No exterior, depois de tudo o que Bancos Centrais e governos já fizeram, tivemos anúncios de medidas adicionais nos EUA, Zona do Euro e outros países, à medida que havia o sentimento de que era preciso fazer mais. E assim será com todos os países, inclusive com o Brasil. Nos EUA, o Fed chegou a um acordo para a recompra de seus títulos em mão de outros países visando agilizar o mercado e gerar liquidez, suprindo a falta de dólares. Já o governo de Trump passou a dar seguimento às medidas de suporte para cidadãos e empresas, anunciando que em duas semanas os cheques começarão a chegar em mãos dos cidadãos e linha de crédito para empresas.

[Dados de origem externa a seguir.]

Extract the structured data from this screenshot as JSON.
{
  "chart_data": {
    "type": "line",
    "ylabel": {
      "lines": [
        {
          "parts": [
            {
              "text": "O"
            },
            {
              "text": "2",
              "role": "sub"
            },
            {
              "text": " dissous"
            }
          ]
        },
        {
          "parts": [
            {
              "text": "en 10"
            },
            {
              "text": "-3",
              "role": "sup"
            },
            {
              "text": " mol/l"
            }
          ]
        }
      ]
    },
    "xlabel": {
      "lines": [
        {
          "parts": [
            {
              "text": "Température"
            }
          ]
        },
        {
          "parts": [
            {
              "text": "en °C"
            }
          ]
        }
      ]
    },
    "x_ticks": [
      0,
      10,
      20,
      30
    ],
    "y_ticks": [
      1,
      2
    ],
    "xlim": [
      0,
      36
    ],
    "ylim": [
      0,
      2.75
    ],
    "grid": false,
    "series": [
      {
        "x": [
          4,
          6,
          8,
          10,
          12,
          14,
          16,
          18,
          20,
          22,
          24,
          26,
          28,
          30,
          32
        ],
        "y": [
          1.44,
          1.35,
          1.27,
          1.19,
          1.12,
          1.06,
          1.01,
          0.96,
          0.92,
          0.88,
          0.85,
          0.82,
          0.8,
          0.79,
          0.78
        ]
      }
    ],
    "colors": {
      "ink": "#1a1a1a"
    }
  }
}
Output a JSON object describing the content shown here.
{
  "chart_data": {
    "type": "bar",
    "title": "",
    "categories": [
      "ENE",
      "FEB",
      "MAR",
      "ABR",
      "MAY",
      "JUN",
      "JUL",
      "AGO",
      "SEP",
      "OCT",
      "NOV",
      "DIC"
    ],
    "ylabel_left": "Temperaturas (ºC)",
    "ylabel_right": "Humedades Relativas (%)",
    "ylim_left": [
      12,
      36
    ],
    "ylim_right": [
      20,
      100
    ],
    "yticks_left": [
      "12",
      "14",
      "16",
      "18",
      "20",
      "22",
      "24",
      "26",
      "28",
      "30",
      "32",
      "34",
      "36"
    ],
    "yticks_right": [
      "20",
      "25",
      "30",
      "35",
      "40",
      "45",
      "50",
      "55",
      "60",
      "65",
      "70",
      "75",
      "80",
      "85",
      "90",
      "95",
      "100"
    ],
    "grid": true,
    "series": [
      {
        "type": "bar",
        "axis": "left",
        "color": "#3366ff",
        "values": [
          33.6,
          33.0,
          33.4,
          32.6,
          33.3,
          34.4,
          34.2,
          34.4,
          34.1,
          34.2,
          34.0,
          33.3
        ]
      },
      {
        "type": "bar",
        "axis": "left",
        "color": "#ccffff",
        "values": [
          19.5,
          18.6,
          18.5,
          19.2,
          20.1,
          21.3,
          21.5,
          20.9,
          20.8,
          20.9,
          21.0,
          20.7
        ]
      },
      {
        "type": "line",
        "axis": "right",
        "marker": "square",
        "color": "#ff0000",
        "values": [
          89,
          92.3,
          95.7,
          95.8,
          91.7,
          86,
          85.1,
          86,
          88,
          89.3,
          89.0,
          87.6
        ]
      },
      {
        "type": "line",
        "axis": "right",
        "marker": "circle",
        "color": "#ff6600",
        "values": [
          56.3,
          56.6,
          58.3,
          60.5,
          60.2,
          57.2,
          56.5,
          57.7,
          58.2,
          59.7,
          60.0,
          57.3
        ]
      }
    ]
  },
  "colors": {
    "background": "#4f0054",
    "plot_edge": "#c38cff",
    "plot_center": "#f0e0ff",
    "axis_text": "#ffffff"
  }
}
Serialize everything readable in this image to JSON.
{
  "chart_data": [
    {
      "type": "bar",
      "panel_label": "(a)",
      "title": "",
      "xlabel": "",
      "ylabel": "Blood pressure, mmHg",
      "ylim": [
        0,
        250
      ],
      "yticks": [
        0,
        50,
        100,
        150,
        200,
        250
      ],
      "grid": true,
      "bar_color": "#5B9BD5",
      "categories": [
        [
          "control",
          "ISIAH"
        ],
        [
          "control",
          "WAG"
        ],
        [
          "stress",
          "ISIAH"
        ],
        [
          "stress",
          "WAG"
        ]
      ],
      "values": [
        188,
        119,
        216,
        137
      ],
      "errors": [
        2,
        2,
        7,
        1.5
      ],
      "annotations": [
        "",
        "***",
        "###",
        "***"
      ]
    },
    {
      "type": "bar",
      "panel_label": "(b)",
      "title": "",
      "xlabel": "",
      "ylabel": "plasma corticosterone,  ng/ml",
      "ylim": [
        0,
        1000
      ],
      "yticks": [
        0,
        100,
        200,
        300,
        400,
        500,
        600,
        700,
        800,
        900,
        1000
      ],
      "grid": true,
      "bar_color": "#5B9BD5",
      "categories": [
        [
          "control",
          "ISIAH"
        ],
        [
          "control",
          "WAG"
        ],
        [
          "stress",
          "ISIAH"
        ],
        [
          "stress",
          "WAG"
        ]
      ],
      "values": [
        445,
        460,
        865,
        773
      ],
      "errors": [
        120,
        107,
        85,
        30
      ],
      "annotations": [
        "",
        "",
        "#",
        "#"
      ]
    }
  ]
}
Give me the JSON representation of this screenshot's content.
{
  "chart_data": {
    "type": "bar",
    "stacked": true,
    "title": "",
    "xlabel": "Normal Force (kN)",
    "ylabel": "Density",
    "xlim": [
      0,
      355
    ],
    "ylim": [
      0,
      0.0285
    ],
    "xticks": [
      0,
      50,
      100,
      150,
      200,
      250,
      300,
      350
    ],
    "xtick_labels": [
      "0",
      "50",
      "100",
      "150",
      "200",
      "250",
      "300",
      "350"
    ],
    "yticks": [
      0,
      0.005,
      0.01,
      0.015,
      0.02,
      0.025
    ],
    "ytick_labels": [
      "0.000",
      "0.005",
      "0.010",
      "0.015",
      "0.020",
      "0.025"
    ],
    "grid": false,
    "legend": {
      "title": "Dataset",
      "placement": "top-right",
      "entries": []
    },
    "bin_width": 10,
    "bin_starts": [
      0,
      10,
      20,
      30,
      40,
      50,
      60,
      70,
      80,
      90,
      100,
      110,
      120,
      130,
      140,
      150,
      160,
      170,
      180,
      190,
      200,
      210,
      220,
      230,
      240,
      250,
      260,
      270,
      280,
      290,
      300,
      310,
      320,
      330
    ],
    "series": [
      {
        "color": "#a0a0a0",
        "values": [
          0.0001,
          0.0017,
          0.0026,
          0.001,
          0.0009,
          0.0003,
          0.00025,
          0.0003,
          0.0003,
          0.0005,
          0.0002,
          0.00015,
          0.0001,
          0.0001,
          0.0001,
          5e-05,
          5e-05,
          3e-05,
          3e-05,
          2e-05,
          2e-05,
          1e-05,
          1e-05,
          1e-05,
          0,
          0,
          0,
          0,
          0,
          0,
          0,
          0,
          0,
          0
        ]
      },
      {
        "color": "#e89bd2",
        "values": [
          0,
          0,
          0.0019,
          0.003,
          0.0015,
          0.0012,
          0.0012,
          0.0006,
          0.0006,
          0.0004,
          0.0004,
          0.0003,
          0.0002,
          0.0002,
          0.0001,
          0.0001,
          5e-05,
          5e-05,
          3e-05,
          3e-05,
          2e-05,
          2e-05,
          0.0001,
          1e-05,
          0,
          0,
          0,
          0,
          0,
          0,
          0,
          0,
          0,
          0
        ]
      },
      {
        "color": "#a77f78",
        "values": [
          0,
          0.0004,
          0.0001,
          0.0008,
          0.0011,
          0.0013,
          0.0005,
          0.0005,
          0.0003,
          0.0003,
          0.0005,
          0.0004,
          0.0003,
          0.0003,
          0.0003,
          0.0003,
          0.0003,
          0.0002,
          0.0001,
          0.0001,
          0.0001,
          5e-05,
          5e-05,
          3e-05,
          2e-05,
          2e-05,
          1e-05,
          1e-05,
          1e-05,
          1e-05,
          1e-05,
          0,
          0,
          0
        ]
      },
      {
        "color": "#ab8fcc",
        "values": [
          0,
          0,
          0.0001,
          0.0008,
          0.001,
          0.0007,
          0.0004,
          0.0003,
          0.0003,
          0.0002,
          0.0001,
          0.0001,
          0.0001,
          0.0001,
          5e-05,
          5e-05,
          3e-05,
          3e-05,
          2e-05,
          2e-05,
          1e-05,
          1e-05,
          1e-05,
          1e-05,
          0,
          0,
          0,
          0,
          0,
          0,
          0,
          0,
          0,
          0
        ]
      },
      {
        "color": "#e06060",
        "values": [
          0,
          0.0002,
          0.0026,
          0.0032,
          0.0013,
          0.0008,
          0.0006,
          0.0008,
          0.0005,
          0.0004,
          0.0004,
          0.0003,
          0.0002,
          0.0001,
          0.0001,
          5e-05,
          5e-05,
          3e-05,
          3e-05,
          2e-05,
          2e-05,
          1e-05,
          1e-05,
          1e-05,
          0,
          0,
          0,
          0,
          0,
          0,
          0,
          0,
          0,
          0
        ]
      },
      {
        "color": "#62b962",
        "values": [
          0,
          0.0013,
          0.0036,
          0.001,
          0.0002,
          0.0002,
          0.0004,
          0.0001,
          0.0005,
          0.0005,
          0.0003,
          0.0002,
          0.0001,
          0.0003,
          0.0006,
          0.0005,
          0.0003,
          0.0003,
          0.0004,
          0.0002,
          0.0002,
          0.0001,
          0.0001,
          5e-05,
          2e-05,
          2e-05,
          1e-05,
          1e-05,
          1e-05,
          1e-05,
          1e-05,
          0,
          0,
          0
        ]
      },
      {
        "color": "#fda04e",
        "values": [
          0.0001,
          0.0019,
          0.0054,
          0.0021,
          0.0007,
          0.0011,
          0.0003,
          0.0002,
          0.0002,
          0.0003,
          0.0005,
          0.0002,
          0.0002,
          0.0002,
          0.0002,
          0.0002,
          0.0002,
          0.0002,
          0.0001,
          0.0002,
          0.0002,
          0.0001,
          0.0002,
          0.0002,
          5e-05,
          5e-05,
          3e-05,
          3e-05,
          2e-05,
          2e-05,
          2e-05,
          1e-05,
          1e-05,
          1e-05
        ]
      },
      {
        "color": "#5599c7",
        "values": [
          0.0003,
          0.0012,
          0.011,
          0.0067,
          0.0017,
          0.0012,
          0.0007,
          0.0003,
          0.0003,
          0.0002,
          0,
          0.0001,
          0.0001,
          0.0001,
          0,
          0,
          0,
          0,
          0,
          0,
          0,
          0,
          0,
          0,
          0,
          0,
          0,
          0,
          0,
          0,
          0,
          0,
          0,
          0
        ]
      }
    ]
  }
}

Ao programa de US$ 2 trilhões aprovados pelo Congresso americano, virá se somar um outro de mais US$ 2 trilhões em infraestrutura ventilado pela presidente da Câmara Nancy Pelosi e aproveitado por Donald Trump e seu secretário do Tesouro, Steven Mnuchin, considerando que os juros estão em zero.

Mas, apesar de tudo, as projeções de crescimento são nefastas. Economistas e membros do Fed projetam forte queda do PIB americano no primeiro e segundo trimestre. A maior gestora de recursos do mundo, Blackrock, projeta contração de PIB global de 11% para o primeiro trimestre, somado com forte desemprego.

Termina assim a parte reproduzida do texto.